ヒット数は阪神が8本で中日は9本だった…
目標のあるチームと目標を失ったチームの“違い”に岡田阪神が容赦なくつけこんだ。ヒット数は阪神が8本で中日が9本。マジックを「14」に減らした首位の阪神は本塁打もなかったが、打線をつないで大量8点を奪い、借金「26」で最下位に低迷する中日は細川に21号ソロが出たものの2点しか得点できなかった。
その差が生まれたのは四球と失策である。阪神は4番の大山が3打席連続で四球を選び、これで今季87個目としてリーグの四球数トップを独走。対する中日は最終回にブルワーからビシエドが選んだ1個だけだった。
象徴的だったのが1回の阪神の攻撃である。3日のヤクルト戦で右脇腹に死球を受けた近本が大事を取って欠場となり、代わって1番に抜擢された森下が、カウント1-2と追い込まれてから、涌井の変化球に反応して三遊間を破るヒットで出塁した。続く中野にカウント2-2から岡田監督はエンドランのサイン。
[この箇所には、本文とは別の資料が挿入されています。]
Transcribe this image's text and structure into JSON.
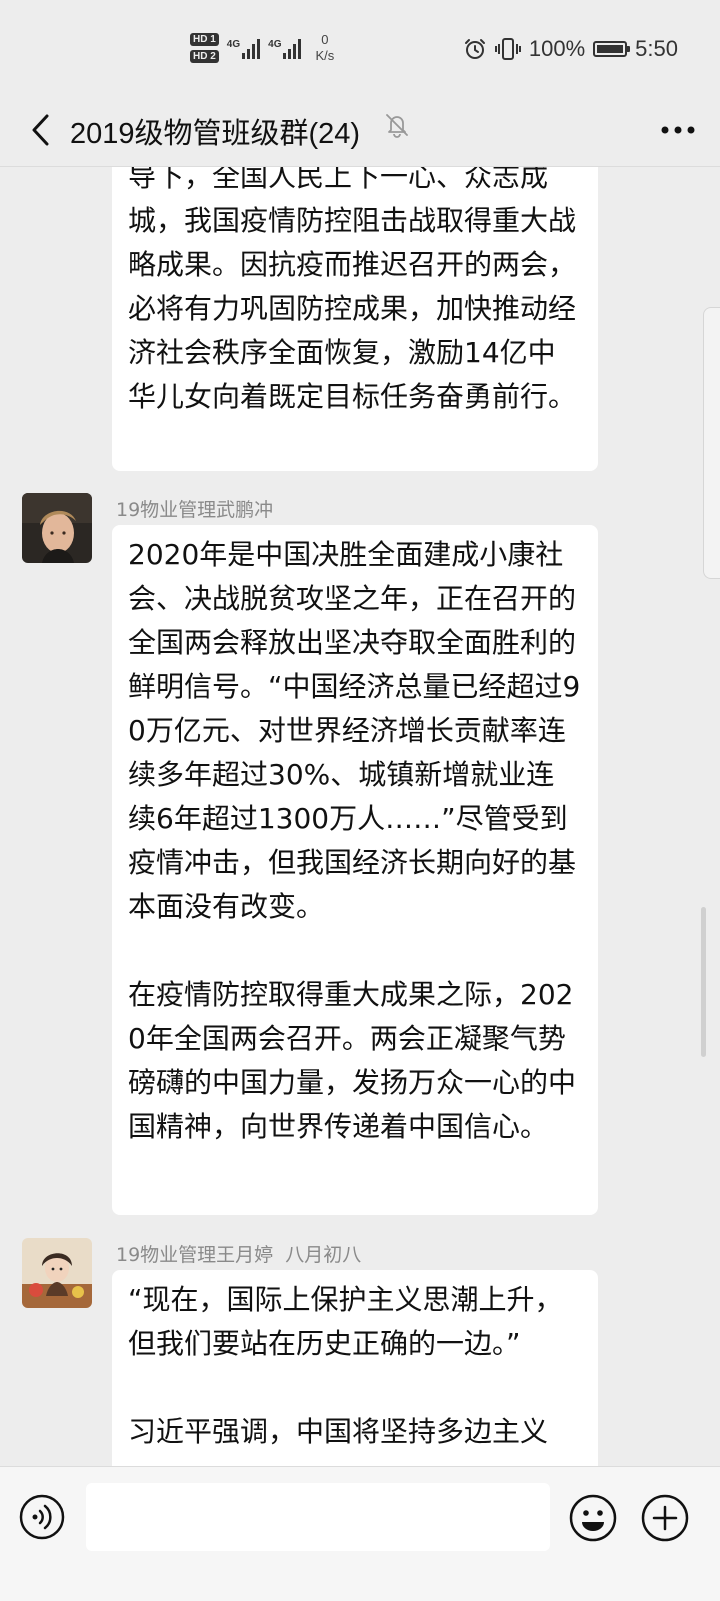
{
  "status_bar": {
    "sim1_label": "HD 1",
    "sim2_label": "HD 2",
    "network_type": "4G",
    "network_type_2": "4G",
    "speed_value": "0",
    "speed_unit": "K/s",
    "battery": "100%",
    "time": "5:50",
    "icons": [
      "alarm-icon",
      "vibrate-icon",
      "battery-icon"
    ]
  },
  "header": {
    "title": "2019级物管班级群(24)",
    "back_icon": "chevron-left-icon",
    "mute_icon": "bell-off-icon",
    "more_icon": "more-dots-icon"
  },
  "messages": [
    {
      "sender": "",
      "text": "导下，全国人民上下一心、众志成城，我国疫情防控阻击战取得重大战略成果。因抗疫而推迟召开的两会，必将有力巩固防控成果，加快推动经济社会秩序全面恢复，激励14亿中华儿女向着既定目标任务奋勇前行。"
    },
    {
      "sender": "19物业管理武鹏冲",
      "sender_note": "",
      "text": "2020年是中国决胜全面建成小康社会、决战脱贫攻坚之年，正在召开的全国两会释放出坚决夺取全面胜利的鲜明信号。“中国经济总量已经超过90万亿元、对世界经济增长贡献率连续多年超过30%、城镇新增就业连续6年超过1300万人……”尽管受到疫情冲击，但我国经济长期向好的基本面没有改变。\n\n在疫情防控取得重大成果之际，2020年全国两会召开。两会正凝聚气势磅礴的中国力量，发扬万众一心的中国精神，向世界传递着中国信心。"
    },
    {
      "sender": "19物业管理王月婷",
      "sender_note": "八月初八",
      "text": "“现在，国际上保护主义思潮上升，但我们要站在历史正确的一边。”\n\n习近平强调，中国将坚持多边主义"
    }
  ],
  "input_bar": {
    "placeholder": "",
    "voice_icon": "voice-icon",
    "emoji_icon": "emoji-icon",
    "add_icon": "plus-icon"
  },
  "colors": {
    "background": "#ededed",
    "bubble": "#ffffff",
    "sender_text": "#8a8a8a"
  }
}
外角高めの甘いチェンジアップにバットをかぶせると打球は右中間を抜けていく先制のタイムリースリーベースとなった。
エンドランのセオリーは「打球を転がせ」である。だが、岡田監督の持論は違う。「ライナーを打て」。阪神の2軍監督時代にパドレスの指導マニュアルという文献を手に入れ、時間をかけて丹念に読み込むと、そこには「エンドランではライナーを打つ意識を持て」と書かれていた。ゴロではなくライナーを打とうと意識すると、打者のスイングがレベルになりシャープさが増すという理論。中野の右中間への打球は、まさにその発想の転換の一打である。
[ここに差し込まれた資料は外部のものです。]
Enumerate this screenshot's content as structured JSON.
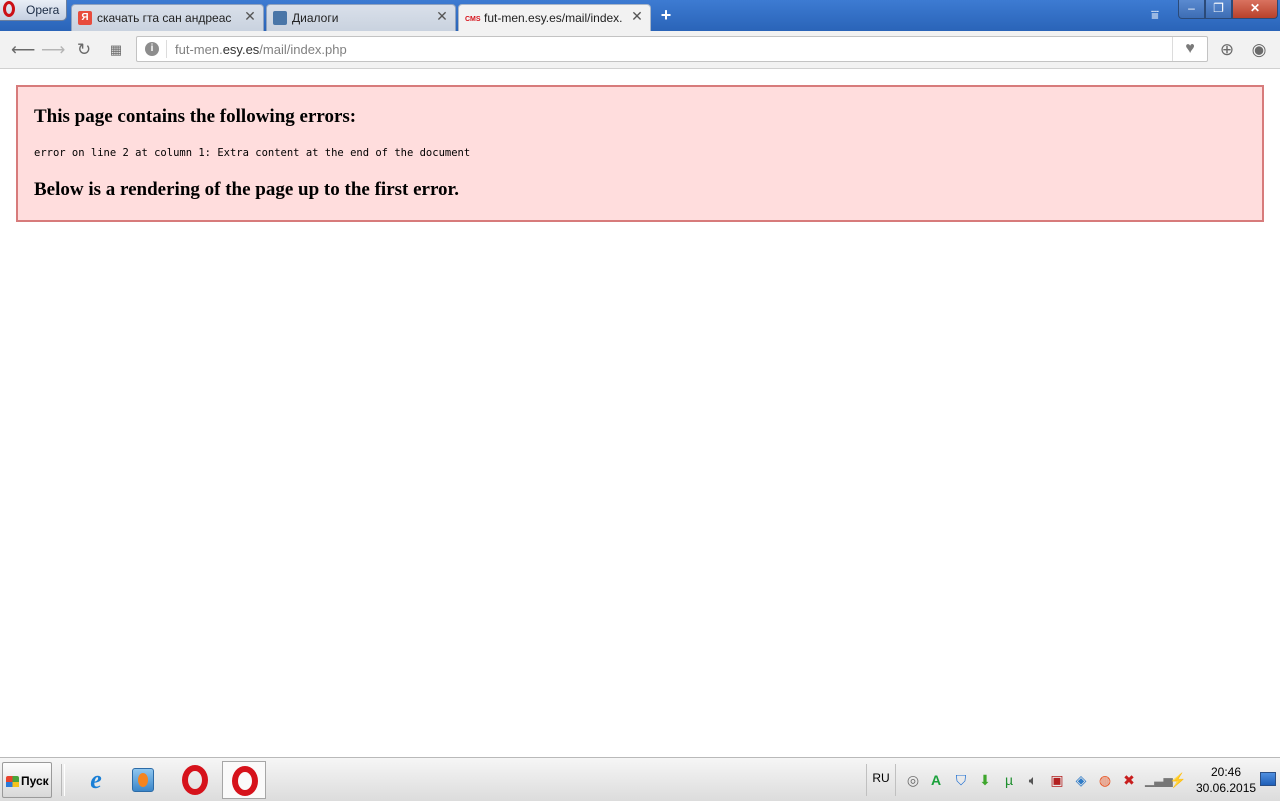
{
  "browser": {
    "menu_label": "Opera",
    "tabs": [
      {
        "title": "скачать гта сан андреас ч",
        "favicon_text": "Я",
        "favicon_color": "#ffffff",
        "favicon_bg": "#e84c3d",
        "active": false
      },
      {
        "title": "Диалоги",
        "favicon_text": "",
        "favicon_color": "#ffffff",
        "favicon_bg": "#4a76a8",
        "active": false
      },
      {
        "title": "fut-men.esy.es/mail/index.",
        "favicon_text": "CMS",
        "favicon_color": "#d6121b",
        "favicon_bg": "transparent",
        "active": true
      }
    ],
    "close_glyph": "✕",
    "new_tab_glyph": "+",
    "address": {
      "prefix": "fut-men.",
      "domain": "esy.es",
      "path": "/mail/index.php"
    },
    "window_buttons": {
      "min": "–",
      "max": "❐",
      "close": "✕"
    }
  },
  "page": {
    "heading": "This page contains the following errors:",
    "error_message": "error on line 2 at column 1: Extra content at the end of the document",
    "subheading": "Below is a rendering of the page up to the first error."
  },
  "taskbar": {
    "start_label": "Пуск",
    "language": "RU",
    "time": "20:46",
    "date": "30.06.2015"
  },
  "colors": {
    "error_bg": "#ffdddd",
    "error_border": "#d77b7b",
    "tabbar_blue": "#2a64b8"
  },
  "icons": [
    "back-icon",
    "forward-icon",
    "reload-icon",
    "speed-dial-icon",
    "site-info-icon",
    "heart-icon",
    "download-icon",
    "account-icon"
  ]
}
阪神は、さらに一死三塁から大山、佐藤が連続四球を選んだ。満塁にするとノイジーのセカンド正面への強烈な打球を村松がエラー。バウンドが合わずに腰高となり、その打球は、グラブの下をすり抜けていったのである。1点を追加し、続く坂本が確実に犠飛を決めて3点の先制パンチを食らわせることに成功した。
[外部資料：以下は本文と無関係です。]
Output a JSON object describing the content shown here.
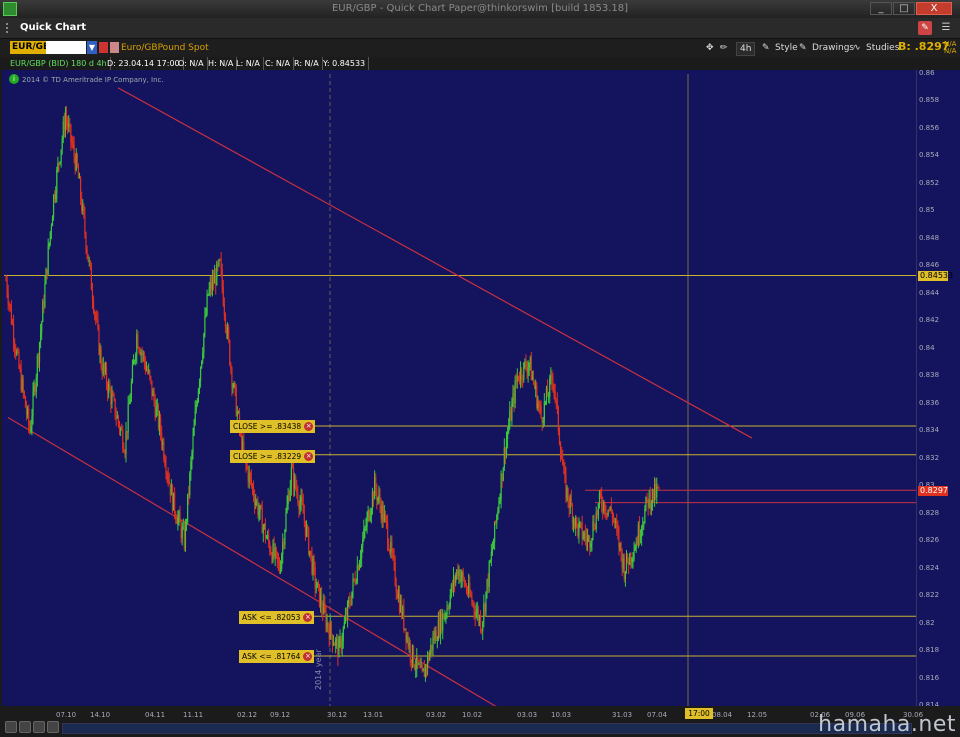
{
  "window": {
    "title": "EUR/GBP - Quick Chart Paper@thinkorswim [build 1853.18]",
    "icon": "thinkorswim-logo-icon",
    "minimize": "_",
    "maximize": "□",
    "close": "X"
  },
  "quickchart": {
    "label": "Quick Chart"
  },
  "toolbar": {
    "symbol": "EUR/GBP",
    "description": "Euro/GBPound Spot",
    "timeframe": "4h",
    "style_label": "Style",
    "drawings_label": "Drawings",
    "studies_label": "Studies",
    "bid_label": "B: .8297",
    "na1": "N/A",
    "na2": "N/A"
  },
  "infobar": {
    "symbol": "EUR/GBP (BID) 180 d 4h",
    "date": "D: 23.04.14 17:00",
    "open": "O: N/A",
    "high": "H: N/A",
    "low": "L: N/A",
    "close": "C: N/A",
    "range": "R: N/A",
    "y": "Y: 0.84533"
  },
  "copyright": "2014 © TD Ameritrade IP Company, Inc.",
  "alerts": [
    {
      "label": "CLOSE >= .83438",
      "price": 0.83438
    },
    {
      "label": "CLOSE >= .83229",
      "price": 0.83229
    },
    {
      "label": "ASK <= .82053",
      "price": 0.82053
    },
    {
      "label": "ASK <= .81764",
      "price": 0.81764
    }
  ],
  "price_tags": {
    "cursor": "0.84533",
    "last": "0.8297"
  },
  "time_badge": "17:00",
  "year_marker": "2014 year",
  "watermark": "hamaha.net",
  "colors": {
    "background": "#14145e",
    "bull": "#3cc83c",
    "bear": "#e03020",
    "trendline": "#c83040",
    "alertline": "#c8b030"
  },
  "chart_data": {
    "type": "candlestick",
    "symbol": "EUR/GBP",
    "aggregation": "4h",
    "ylim": [
      0.814,
      0.86
    ],
    "y_ticks": [
      "0.86",
      "0.858",
      "0.856",
      "0.854",
      "0.852",
      "0.85",
      "0.848",
      "0.846",
      "0.844",
      "0.842",
      "0.84",
      "0.838",
      "0.836",
      "0.834",
      "0.832",
      "0.83",
      "0.828",
      "0.826",
      "0.824",
      "0.822",
      "0.82",
      "0.818",
      "0.816",
      "0.814"
    ],
    "x_ticks": [
      "07.10",
      "14.10",
      "04.11",
      "11.11",
      "02.12",
      "09.12",
      "30.12",
      "13.01",
      "03.02",
      "10.02",
      "03.03",
      "10.03",
      "31.03",
      "07.04",
      "08.04",
      "12.05",
      "02.06",
      "09.06",
      "30.06"
    ],
    "approx_close_path": [
      0.845,
      0.839,
      0.834,
      0.842,
      0.851,
      0.857,
      0.853,
      0.846,
      0.839,
      0.836,
      0.833,
      0.841,
      0.838,
      0.834,
      0.829,
      0.826,
      0.836,
      0.844,
      0.846,
      0.838,
      0.832,
      0.829,
      0.826,
      0.824,
      0.831,
      0.828,
      0.823,
      0.82,
      0.818,
      0.822,
      0.826,
      0.83,
      0.827,
      0.822,
      0.818,
      0.816,
      0.819,
      0.821,
      0.824,
      0.822,
      0.82,
      0.826,
      0.833,
      0.838,
      0.839,
      0.835,
      0.838,
      0.83,
      0.827,
      0.826,
      0.829,
      0.828,
      0.824,
      0.826,
      0.829,
      0.8297
    ],
    "trendlines": [
      {
        "from": 0.859,
        "to": 0.8335,
        "name": "upper-channel"
      },
      {
        "from": 0.835,
        "to": 0.8125,
        "name": "lower-channel"
      }
    ],
    "hlines": [
      0.84533,
      0.83438,
      0.83229,
      0.8297,
      0.8288,
      0.82053,
      0.81764
    ],
    "legend": "none",
    "grid": false
  }
}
現役時代に複数のタイトル獲得経験のあるプロ野球OBの一人は、「起こるべくして起こったミス」と指摘した。
「涌井は四球を出す度に自分のホームだというのにマウンドを気にして言い訳めいた態度を見せていた。攻める気持ちが見られずテンポも悪く1回からボール、ボールでは野手にリズムは生まれない。ノイジーの打球は、捕って当たり前、併殺の取れる打球ではあったが、あまりにも、涌井の投球にリズムがないために足が動かずにバウンドを合わせることができなかった。1年目の村松の失策だけを責めることはできないが、チームとしての集中力の差が如実に出た。目標のあるチームと、それがないチームの差だと思う」
立浪監督は、その涌井を2回で下げて加藤を代打に送った。竜の悩める指揮官は何らかのメッセージをチームに伝えたかったのだろう。だが、その采配も選手には響かなかった。2番手の上田も、3回に先頭の大山にまた四球を与え、佐藤、ノイジーの連打、木浪の犠飛で2点を失った。
百戦錬磨の岡田監督は目標を失ったチームの攻略法を熟知していた。